What’s cool is that items configured here are blocked BEFORE access control rules so you can block bad traffic without wasting resources inspection it further based on the work Cisco has already done, and continues to do via the Cisco Talos Security Intelligence and Research Group. These lists we’ll select below are automatically updated as Cisco locates new threats.
This document assumes you already have your FirePOWER implementation working and configured (version 6.0 minimum), if you don’t check out this article:
This document also assumes you want to use Cisco’s pre-configured and automatically updated domain name intelligence lists.
- Navigate to Policies > Access Control and edit your Access Control Policy
- Click on the Security Intelligence tab
- Highlight the networks you want to block and click Add to Blacklist.
- Click URLs and highlight the Cisco maintained groups you want to block and click Add to Blacklist.
- The default setting is block when you add them to the blacklist. Right click on any of the categories you would prefer to not block, but gather intelligence on and choose Monitor.

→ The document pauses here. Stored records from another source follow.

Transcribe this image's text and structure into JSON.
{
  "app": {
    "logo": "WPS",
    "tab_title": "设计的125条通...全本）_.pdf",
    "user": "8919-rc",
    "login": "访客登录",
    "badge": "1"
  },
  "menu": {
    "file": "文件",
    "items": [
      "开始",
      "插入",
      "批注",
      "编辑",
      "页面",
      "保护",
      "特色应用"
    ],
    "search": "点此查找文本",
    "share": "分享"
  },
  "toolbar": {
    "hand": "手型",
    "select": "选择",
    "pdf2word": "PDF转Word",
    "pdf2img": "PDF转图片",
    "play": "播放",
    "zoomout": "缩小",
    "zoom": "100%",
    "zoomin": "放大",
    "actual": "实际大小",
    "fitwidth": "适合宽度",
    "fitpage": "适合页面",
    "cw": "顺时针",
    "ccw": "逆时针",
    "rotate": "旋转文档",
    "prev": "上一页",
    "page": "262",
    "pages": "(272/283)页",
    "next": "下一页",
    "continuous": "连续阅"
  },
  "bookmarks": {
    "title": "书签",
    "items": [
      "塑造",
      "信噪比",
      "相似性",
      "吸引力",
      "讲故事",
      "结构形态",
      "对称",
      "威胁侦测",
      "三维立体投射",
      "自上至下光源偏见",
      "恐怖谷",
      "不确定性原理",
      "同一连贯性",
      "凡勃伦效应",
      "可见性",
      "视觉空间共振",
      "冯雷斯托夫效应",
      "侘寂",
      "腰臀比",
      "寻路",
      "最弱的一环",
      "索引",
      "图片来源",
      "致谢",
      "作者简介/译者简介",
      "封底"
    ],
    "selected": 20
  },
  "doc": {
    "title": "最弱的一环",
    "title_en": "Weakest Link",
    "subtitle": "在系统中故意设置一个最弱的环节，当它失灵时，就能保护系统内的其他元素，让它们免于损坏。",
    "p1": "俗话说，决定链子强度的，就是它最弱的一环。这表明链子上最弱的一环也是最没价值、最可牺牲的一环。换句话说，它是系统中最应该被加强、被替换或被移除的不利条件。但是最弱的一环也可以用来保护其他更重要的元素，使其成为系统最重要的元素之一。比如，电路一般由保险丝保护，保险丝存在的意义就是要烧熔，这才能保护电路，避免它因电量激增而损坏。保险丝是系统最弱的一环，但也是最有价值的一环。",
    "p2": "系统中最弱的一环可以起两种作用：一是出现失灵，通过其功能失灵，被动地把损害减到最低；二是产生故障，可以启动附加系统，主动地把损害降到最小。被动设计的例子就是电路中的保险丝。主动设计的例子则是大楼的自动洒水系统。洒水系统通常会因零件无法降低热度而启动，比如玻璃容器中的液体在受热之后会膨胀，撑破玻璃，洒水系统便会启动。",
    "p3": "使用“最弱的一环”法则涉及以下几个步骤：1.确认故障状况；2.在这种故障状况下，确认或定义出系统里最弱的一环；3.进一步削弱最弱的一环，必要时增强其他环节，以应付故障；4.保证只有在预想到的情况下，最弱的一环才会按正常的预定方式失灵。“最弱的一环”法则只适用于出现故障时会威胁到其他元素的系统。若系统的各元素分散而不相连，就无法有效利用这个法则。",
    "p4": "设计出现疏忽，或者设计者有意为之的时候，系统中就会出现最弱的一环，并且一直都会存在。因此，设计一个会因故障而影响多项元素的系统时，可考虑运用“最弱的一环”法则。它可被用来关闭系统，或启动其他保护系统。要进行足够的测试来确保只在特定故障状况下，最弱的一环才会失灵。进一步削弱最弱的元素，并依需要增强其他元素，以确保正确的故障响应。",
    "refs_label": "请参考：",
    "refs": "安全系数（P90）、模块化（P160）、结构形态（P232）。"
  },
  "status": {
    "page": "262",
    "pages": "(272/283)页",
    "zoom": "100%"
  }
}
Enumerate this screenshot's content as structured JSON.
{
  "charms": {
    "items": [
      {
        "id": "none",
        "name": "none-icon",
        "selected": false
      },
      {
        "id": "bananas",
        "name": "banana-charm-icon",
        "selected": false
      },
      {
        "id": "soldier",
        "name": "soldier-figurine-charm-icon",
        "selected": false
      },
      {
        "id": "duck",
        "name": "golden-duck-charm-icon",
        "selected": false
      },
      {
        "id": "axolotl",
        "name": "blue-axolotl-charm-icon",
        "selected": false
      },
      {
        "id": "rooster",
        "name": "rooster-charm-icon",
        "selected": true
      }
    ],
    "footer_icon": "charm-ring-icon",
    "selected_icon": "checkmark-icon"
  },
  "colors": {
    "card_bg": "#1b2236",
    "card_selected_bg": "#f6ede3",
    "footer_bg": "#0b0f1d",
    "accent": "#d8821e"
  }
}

- Here’s what my policy looks like before I click Save. I’ve highlighted what I’m blocking which is all but Tor_exit_node
- If you click on the HTTP Responses tab you can set what is provided when a page is blocked. The default is to provide nothing, so the page just errors out instead of loading. Alternatively you can change it to system provided or create your own page.
- Click Save and Deploy to load up the new settings.
Review Policy Hits
After your new changes have been deployed you can check and see what’s hitting and what’s not.
- Navigate to Analysis > Connections > Security Intelligence Events
I’ll be doing more detailed write-ups on both dashboards and Analysis in the future.